Mise en contexte de l’ethnographie d’une soirée en festival from Detroit to Twitch

Mercredi 27 mai 2020, 20 h, Paris. Quinze jours après le déconfinement, je ne participe pas à une énième soirée remplie de retrouvailles, de verres, d’échange tardif à l’extérieur de chez moi, dans des bars. Je m’installe à mon bureau — une planche de bois entre deux tréteaux positionnés à l’angle d’un mur d’une pièce salle à manger/cuisine/bureau — et j’allume mon ordinateur. Par habitude, quand je me rends sur la plateforme Twitch[5], c’est généralement pour regarder des vidéos de joueurs de jeux vidéo qui diffusent leurs parties, les transmettent en live et les commentent en simultanée. Plus rarement, je regarde des musicien.ne.s composer sur Ableton Live, ou encore un guitariste ou un batteur qui joue des requests (demandes) des membres du chat, mais jamais encore je n’ai assisté à un festival. La plupart de ces lives sont en anglais, ce qui d’ailleurs interroge la dimension globale et la participation de tous : la langue, l’interface technique, le type d’accès à Internet… conditionne notre entrée à toutes et tous dans cet univers du livestream.

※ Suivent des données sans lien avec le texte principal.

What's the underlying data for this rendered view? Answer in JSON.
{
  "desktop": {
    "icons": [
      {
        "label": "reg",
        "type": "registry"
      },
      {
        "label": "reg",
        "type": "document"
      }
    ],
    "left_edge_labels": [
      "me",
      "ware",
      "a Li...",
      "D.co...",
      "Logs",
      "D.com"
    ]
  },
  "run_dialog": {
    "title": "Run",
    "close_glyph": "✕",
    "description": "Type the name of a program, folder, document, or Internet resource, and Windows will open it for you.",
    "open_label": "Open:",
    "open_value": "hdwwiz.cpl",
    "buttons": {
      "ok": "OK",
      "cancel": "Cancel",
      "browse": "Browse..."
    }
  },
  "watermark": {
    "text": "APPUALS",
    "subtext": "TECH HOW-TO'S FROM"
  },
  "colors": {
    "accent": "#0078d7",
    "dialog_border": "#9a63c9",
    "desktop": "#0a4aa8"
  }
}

Ce récit de mon entrée dans la soirée, et par la suite le détail des motifs de cette démarche, relève d’une combinaison entre l’auto-ethnographie et l’ethnographie du virtuel. L’auto-ethnographie opère de la réflexivité par rapport à un objet d’étude, qui pour ma part réside en l’étude de la techno à/de Détroit. L’auto-ethnographie est « un va-et-vient entre l’expérience personnelle et toute la dimension culturelle et sociale de l’objet d’étude » (Rondeau, 2011, p.52). En effet, cette recherche de sens de l’expérience mise en forme par ce récit intervient à un double moment mêlant vie personnelle et recherche. Elle se développe autour d’une rupture pandémique avec les fêtes techno et ses communautés qui font partie de mon mode de vie, ainsi qu’un retour même virtuel à Détroit, cinq ans après mon dernier terrain. Le dispositif étant opérant dans le cadre du virtuel, l’auto-ethnographie permet de situer également la découverte du changement de terrain, plus intime et moins limpide qu’une soirée physique en termes de compréhension des codes et de la culture qui conduit à l’ethnographie du virtuel. « Le rôle de l’ethnographe consiste alors principalement à recueillir les productions textuelles des utilisateurs pour comprendre les significations qui sous-tendent ces communications. Internet est un texte qu’il faut transcrire, l’ethnographe est un traducteur, voire un scribe » (Berry, 2012, p.38) : c’est ainsi que Vincent Berry résume le travail d’ethnographie sur Internet. Mon travail s’est basé sur une transcription d’éléments textuels provenant du chat, d’une exploration détaillée des chaînes et de leurs interfaces sur la plateforme de diffusion Twitch. Ma posture relève de « l’espion », via le poste d’observation du viewer — nommé aussi « visiteur » en français — qui regarde le contenu diffusé, mais ne s’engage pas dans une discussion avec le chat ou le streamer. Ce dernier, le streamer, est généralement un artiste-vidéaste ou la personne qui s’exprime à l’écran et la personne qui diffuse le contenu. Ces rôles sont alors plus complexes à identifier dans la diffusion d’un concert-festival. La récolte de données étudiée s’établit sur une période brève : une session de quatre heures entre capture d’écran et prise de notes. Néanmoins, qualifier ce travail d’ethnométhodologique reste hyperbolique à certains égards, en rapport à une indexicalité faible.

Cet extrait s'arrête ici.